Of course, the arguments could be made for multi-cloud implementations with third-party cloud brokers, but I am not buying those. We are not aware of all the dependencies these services carry. Case in point is the event with the 2016 Dyn cyberattack that affected broad swathes of the cloud-based services.
We do not control and frequently are not aware, who's services your IaaS or SaaS using and relying on to run their infrastructure. Furthermore, if they'll change these or establish new dependencies, we are not likely going to be notified.
So the real picture of the critical paths may differ widely from the one we have relied on for our design, implementation and operations.
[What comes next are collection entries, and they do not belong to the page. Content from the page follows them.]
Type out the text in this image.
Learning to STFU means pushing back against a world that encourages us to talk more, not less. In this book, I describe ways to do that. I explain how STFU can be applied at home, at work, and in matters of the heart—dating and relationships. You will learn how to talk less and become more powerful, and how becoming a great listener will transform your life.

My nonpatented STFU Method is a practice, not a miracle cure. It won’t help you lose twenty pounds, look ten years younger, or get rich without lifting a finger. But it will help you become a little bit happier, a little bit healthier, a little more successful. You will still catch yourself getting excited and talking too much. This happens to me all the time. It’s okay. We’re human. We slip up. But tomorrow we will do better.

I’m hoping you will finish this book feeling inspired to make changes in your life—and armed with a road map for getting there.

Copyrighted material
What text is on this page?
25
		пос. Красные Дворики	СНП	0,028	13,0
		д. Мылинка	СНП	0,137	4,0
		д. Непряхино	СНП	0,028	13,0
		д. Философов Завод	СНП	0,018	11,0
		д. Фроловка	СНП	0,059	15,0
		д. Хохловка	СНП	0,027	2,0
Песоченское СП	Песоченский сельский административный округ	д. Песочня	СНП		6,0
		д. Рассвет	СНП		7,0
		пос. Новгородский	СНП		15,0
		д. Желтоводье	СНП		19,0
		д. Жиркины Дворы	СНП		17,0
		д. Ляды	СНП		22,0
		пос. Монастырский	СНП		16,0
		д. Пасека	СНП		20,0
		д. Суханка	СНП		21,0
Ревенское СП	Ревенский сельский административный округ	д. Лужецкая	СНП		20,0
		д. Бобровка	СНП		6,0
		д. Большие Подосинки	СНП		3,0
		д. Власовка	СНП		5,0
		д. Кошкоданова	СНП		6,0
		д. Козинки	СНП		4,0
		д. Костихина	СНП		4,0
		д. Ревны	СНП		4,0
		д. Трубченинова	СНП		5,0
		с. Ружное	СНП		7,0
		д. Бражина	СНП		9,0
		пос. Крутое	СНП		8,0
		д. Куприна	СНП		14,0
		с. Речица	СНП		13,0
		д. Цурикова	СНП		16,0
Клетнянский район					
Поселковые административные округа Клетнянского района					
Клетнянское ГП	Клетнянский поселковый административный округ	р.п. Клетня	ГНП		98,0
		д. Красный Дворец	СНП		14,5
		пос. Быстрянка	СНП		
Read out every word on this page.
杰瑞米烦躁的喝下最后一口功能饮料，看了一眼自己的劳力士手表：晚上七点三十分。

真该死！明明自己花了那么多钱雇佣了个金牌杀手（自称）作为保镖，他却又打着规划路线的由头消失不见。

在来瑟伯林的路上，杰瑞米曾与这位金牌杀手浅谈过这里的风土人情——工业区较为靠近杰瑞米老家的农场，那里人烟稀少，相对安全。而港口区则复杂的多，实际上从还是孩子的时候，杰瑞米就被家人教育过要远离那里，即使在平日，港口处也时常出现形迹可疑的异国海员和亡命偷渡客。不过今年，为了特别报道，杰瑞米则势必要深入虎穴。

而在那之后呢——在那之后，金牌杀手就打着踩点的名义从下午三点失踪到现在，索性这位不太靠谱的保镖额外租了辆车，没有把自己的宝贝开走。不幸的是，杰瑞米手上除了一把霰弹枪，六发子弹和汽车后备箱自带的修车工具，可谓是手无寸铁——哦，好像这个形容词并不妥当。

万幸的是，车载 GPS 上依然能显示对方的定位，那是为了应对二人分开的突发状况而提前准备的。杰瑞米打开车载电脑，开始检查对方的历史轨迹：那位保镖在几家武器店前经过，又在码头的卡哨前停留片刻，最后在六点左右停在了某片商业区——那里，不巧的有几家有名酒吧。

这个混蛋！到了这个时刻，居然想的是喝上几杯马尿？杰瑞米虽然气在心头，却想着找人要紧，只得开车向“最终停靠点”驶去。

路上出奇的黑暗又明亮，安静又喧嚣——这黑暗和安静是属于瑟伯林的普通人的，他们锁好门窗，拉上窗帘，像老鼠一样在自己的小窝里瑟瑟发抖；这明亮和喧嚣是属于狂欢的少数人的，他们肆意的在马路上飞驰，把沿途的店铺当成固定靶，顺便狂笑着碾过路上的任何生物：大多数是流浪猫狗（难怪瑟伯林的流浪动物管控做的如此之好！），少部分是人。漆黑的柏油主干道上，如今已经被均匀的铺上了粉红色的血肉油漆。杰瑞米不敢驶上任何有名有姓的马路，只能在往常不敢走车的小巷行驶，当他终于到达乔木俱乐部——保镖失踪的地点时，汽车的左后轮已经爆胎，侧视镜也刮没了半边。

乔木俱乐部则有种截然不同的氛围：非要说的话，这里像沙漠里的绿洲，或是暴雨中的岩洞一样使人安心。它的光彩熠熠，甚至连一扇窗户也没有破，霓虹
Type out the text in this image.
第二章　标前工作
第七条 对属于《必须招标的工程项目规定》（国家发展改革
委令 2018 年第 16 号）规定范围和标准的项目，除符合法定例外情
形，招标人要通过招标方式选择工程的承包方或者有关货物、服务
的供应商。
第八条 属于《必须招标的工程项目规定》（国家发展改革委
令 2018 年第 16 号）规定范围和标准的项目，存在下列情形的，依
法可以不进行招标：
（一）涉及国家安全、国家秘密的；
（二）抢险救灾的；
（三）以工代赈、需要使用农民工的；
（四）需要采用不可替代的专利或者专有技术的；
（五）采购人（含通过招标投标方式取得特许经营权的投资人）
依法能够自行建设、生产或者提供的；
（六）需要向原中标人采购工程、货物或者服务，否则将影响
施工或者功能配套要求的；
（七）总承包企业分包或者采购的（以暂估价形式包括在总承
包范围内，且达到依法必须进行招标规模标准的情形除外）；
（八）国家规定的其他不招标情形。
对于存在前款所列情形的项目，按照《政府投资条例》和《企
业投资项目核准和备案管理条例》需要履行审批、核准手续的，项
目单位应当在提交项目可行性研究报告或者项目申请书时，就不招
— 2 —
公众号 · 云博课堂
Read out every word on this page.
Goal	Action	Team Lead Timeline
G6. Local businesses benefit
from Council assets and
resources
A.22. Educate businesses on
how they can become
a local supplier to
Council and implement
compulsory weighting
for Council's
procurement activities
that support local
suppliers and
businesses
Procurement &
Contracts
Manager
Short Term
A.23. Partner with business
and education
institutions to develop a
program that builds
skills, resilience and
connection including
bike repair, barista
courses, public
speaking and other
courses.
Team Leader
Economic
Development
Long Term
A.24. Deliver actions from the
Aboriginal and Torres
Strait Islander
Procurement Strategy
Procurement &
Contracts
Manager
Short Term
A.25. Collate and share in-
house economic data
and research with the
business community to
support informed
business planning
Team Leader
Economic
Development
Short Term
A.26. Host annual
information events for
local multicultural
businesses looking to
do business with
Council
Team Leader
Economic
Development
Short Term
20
I know, that we do not and cannot control everything. Even in conventional infrastructures, we have to rely on ISPs, CAs, Global DNS infrastructure, registrars, etc.., but we've used to been able to keep the internal systems working if not in primary, than in DR locations. We've used to rely on the P2P links with our peers for critical communications. This provided degree of resiliency and self-sufficiency that is rapidly diminishing in the age of IaaS, PaaS, SaaS and SD-WAN.
The Internet, with all of its problems, used to offered unprecedented degree of connectivity between widely different networks, whereas now, it is drifting inexorably towards an InterCloud model.
The greater the concentration of resources, the likelier is the event that he next vendor-specific issue will affect disproportionately large chunk of global services.
Perhaps we should consider building conventional datacenters as DR solutions to the cloud based services.
Much like keeping printed books in archives in addition to their much more convenient digital copies.
Take this post as either a a rant or rumination.
I'm interested in your take on this subject.
Well, any use of digital services only that grow together and allow promulgation of outages that are always connected risks a ‘great forgetting’, that is temporary or in some degrees more pemanant.
Limited Outages are pretty common for reasons mostly of networking, but I suppose if there was a big outage then everyone’s HA/DR measures kicking in all at over we could see a Borked everything via cascading failure scenario. If it would would happen during times of heightened tension, and it’s not outside the bounds of possibility that one side of another were to give it a push in the right place.
The cloud business model is very much like Coke/Pepsi bottling(with different ‘secret recipes’ love from MS/AWS) ultimately you’ll be drinking cold delicicious Equinix and similar from local providers as technical persuasion and delivery are separated, but if it’s all sitting on SPOFs delivered by two (or charitably three vendors if we include Google ) then it will all be susceptible, maybe we need Tencent, Alibaba or Huawei. Or perhaps legislation in different regions to make it ecumant on the operator to prove that all the required dependencies are resolved in the event of failure(never easy).
Yeah, you really want some non cloud dependent compute - perhaps in the future when everything runs on cloud and we’ve no economic way back you be able to have some cloud delivered to you in the form of a stack on a sealed unit(emergency ICE, just add electricity) as insurance for use if all the connected services fail.